Die objektive Klagenhäufung hat gemäß § 260 ZPO nach der gesetzlichen Regelung als solche keinen Einfluss auf die Zulässigkeit der einzelnen Anträge, denn die gesetzliche Terminologie der Zivilprozessordnung spricht insoweit von „Klagen“. Jeder Sachantrag ist deshalb gesondert auf seine Zulässigkeit hin zu prüfen (Greger, in: Zöller, ZPO, 31. Aufl. (2016), § 260 Rn. 1a; Becker-Eberhard, in: MünchKomm-ZPO, 5. Aufl. (2016), § 260 Rn. 32; LG Passau, Urt. v. 25.09.2008 – 1 S 74/08 Rn. 15, zitiert nach juris).

Ein anderes gilt nur in den Fällen, in denen eine Zulässigkeitsvoraussetzung gerade an das Vorliegen mehrerer selbstständiger Anträge anknüpft, wie dies etwa bei den Vorschriften der §§ 5, 25 ZPO geschieht (LG Passau, a.a.O.). Das ist für die hier streitgegenständlichen Unterlassungsanträge indes nicht der Fall. Denn § 15a EGZPO und die entsprechende landesrechtliche Ausgestaltung in § 53 JustG NRW machen das Schlichtungserfordernis vom Vorliegen einer „Streitigkeit“ über „Ansprüche wegen der in § 906 des Bürgerlichen Gesetzbuches geregelten Einwirkungen“ abhängig. Nach dem Wortlaut des § 53 JustG NRW handelt es sich um eine streitgegenstandsbezogene Zulässigkeitsvoraussetzung, die folglich für jeden Antrag gesondert zu prüfen ist (vgl. LG Passau, a.a.O.). Insbesondere würde die Gefahr bestehen, das Schlichtungserfordernis gänzlich zu unterlaufen, wenn sich der Kläger bereits dadurch dem obligatorischen Schlichtungsverfahren entziehen könnte, dass er neben dem schlichtungsbedürftigen Antrag zugleich die angefallenen vorgerichtlichen Rechtsverfolgungskosten geltend macht.

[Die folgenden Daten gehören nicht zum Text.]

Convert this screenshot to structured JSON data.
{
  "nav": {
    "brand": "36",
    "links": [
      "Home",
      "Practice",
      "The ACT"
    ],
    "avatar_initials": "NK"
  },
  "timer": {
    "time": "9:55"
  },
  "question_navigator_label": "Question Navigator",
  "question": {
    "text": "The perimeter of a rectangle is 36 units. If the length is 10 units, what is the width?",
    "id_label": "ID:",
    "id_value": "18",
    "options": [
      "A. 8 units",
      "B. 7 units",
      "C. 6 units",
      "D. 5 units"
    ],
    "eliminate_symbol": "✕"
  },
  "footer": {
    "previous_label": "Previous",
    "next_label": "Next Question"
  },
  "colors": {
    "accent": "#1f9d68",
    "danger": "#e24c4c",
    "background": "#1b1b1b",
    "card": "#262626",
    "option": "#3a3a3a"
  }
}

c) Ein rechtlicher Grund von der Zulässigkeitsvoraussetzung Schlichtungsverfahren – im Wege teleologischer Reduktion – jedenfalls für den hier gegebenen Fall abzuweichen, in dem ein gerichtlicher Vergleichsvorschlag bereits abgelehnt worden ist, besteht nicht.

aa) Die Zielsetzung der Öffnungsklausel des § 15a EGZPO, angesichts des ständig steigenden Geschäftsanfalls bei den Gerichten Institutionen zu fördern, die im Vorfeld der Gerichte Konflikte beilegen, und neben der Entlastung der Justiz durch eine Inanspruchnahme von Schlichtungsstellen Konflikte rascher und kostengünstiger zu bereinigen, kann nur erreicht werden, wenn die Verfahrensvorschrift des § 15a EGZPO konsequent derart ausgelegt wird, dass die Rechtsuchenden und die Anwaltschaft in den durch Landesgesetz vorgegebenen Fällen vor Anrufung der Gerichte auch tatsächlich den Weg zu den Schlichtungsstellen beschreiten müssen (BGH, Urt. v. 07.07.2009 – VI ZR 278/08 Rn. 7, zitiert nach juris).

bb) Die Kammer verkennt nicht, dass angesichts des bereits abgelehnten gerichtlichen Vergleichsvorschlags ein Scheitern des von den Parteien vor einer erneuten Klageerhebung durchzuführenden Schlichtungsverfahrens zu besorgen ist. Gleichwohl ist es nicht Aufgabe der Gerichte, sondern des Gesetzgebers, den Anwendungsbereich der außergerichtlichen Schlichtung zu begrenzen oder völlig auf diese zu verzichten. Der Gesetzgeber hat eine Ausnahme von dem Schlichterfordernis für den Fall, dass ein ohne Durchführung des Schlichtungsverfahrens angerufenes Gericht bereits auf Anregung einer Partei erfolglos einen gerichtlichen Vergleichsvorschlag unterbreitet hat, indes nicht vorgesehen. Eine solche Ausnahme berge auch die Gefahr, das Schlichtungserfordernis zu unterlaufen. Denn würde eine entsprechende Ausnahme anerkannt, könnte ein Kläger, der die Durchführung eines Schlichtungsverfahrens vor Klageerhebung versäumt hat, durch die Anregung eines gerichtlichen Vergleiches die Zulässigkeit seiner Klage nachträglich herstellen, ohne dass für ihn Anlass bestünde, vor Klageerhebung überhaupt ein Schlichtungsverfahren durchzuführen.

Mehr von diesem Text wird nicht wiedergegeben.